Zum Adel, findet meine Frau, sei alles gesagt, im Gegensatz zum Lichtbild übrigens. Da bedürfte es noch mancher Worte. Hier sitzt ihr antibürgerlicher Impuls, der sie zur Künstlerin macht – gerade in meiner Eigenschaft als Herkünftiger sehe ich ihr das gerne nach.

Absolute Metaphern sind beide, Adel wie Lichtbild. Ist doch beiden die große Geste aufs Visuelle eigen: Alles, was ihr hier seht, ist meins. In der hochalpinen k. u. k.-Monarchie schien diese weite Armbewegung übers Land noch referenzgesättigt. Im mecklenburgischen Flachland hingegen, auf dem Acker meiner Ahnen, erschöpfte sich die visuelle Geste aufs Ganze schnell. Das macht, dass die norddeutsche Aristokratie sich lieber ans Symbolische als ans Imaginäre hält. Niemand verachtet das alte südeuropäische Bündnis von Hochadel und Bürgertum mehr als die norddeutsche Aristokratie.

In seinem Wesen ist dieses Bündnis nämlich auf unendlichen Tausch angelegt. Oder auf sein Anderes, die Revolution. Willi Winkler, einst bayrischer taz-Kulturredakteur, begrüßte mich am Telefon mit den Worten: „Leute wie dich haben wir früher guillotiniert.“ Kluge Leute also wissen: Das Imaginäre erledigt sich im Handstreich oder gar nicht.
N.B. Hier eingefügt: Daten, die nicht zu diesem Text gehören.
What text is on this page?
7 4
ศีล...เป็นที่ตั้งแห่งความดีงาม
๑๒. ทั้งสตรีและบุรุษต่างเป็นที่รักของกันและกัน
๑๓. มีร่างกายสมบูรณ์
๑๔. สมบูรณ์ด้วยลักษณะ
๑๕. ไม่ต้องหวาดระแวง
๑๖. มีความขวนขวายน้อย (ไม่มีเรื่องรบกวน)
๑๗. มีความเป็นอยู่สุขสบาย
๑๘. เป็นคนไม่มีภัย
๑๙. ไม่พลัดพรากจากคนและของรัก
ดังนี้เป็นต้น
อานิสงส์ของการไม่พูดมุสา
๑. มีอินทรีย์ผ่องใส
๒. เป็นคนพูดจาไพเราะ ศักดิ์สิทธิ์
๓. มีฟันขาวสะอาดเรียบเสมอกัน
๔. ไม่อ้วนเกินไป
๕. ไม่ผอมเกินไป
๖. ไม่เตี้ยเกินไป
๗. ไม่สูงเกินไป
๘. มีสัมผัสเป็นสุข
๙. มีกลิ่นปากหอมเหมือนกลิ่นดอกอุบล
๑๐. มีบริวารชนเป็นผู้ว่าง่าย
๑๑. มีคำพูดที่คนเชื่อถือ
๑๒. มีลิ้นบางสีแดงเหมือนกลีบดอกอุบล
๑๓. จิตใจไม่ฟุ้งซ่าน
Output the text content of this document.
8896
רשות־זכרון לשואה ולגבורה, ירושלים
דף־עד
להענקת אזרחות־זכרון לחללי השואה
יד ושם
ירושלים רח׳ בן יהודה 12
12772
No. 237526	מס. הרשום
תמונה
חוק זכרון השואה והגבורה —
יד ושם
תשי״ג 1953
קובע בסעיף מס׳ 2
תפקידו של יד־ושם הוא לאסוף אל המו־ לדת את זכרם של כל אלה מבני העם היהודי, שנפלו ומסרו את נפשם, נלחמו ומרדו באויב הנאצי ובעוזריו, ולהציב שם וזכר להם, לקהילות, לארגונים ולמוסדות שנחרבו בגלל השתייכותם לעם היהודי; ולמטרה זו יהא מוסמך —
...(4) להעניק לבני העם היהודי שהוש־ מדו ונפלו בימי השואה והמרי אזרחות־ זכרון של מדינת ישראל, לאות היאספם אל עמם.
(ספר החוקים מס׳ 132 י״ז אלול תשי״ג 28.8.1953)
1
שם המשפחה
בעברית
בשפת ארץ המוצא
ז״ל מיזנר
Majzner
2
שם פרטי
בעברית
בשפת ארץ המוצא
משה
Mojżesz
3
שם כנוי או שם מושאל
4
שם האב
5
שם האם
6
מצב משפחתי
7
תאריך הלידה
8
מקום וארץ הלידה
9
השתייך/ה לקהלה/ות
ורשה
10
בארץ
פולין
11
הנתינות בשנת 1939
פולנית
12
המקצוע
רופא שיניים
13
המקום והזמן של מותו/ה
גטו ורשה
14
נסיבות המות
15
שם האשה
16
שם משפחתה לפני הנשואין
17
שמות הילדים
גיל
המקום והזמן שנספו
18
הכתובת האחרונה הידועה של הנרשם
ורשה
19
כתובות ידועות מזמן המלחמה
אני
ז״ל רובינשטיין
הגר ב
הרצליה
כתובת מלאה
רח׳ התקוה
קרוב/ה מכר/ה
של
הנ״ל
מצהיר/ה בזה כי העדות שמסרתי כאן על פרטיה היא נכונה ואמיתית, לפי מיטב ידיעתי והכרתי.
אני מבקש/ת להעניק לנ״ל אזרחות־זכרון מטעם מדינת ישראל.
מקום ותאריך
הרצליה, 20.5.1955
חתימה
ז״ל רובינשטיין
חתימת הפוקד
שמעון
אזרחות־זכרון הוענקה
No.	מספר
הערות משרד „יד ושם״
Der Nordosten aber ist nicht in der Dichotomie von Hof und Stadt, sondern von Junker und Gesinde angelegt. Wer im Nordosten seinen Adelsnamen nennt, schlägt seinen Gegenüber in Schweigen. Niemand beobachtet das besser als der bürgerliche décadent, der – aristokratisch in seinem Lebensgefühl – auf diese unmittelbare Wirkweise seines Namens verzichten muss. Nach der Wende begleitete Berlins letzter décadent, Nicolaus Sombart, seinen alten Freund, den Herrn von Jahnsfelde, auf die einstigen Besitzungen im Märkischen und konstatiert die Sprachlosigkeit des Volkes: „Am Kaffeetisch sitzt der Mann, der ostentativ schweigt, ein alter DDR-Kader, der in Jahnsfelde regiert hatte.“

Die große Geste aufs Eigene – die kleine Präposition der Herkunft, „von“ – begründet sich im Nordosten noch im Kurzschluss von Scholle und Familie. Das Glied zwischen dem Eigen- und dem Familiennamen ist hier geerdet.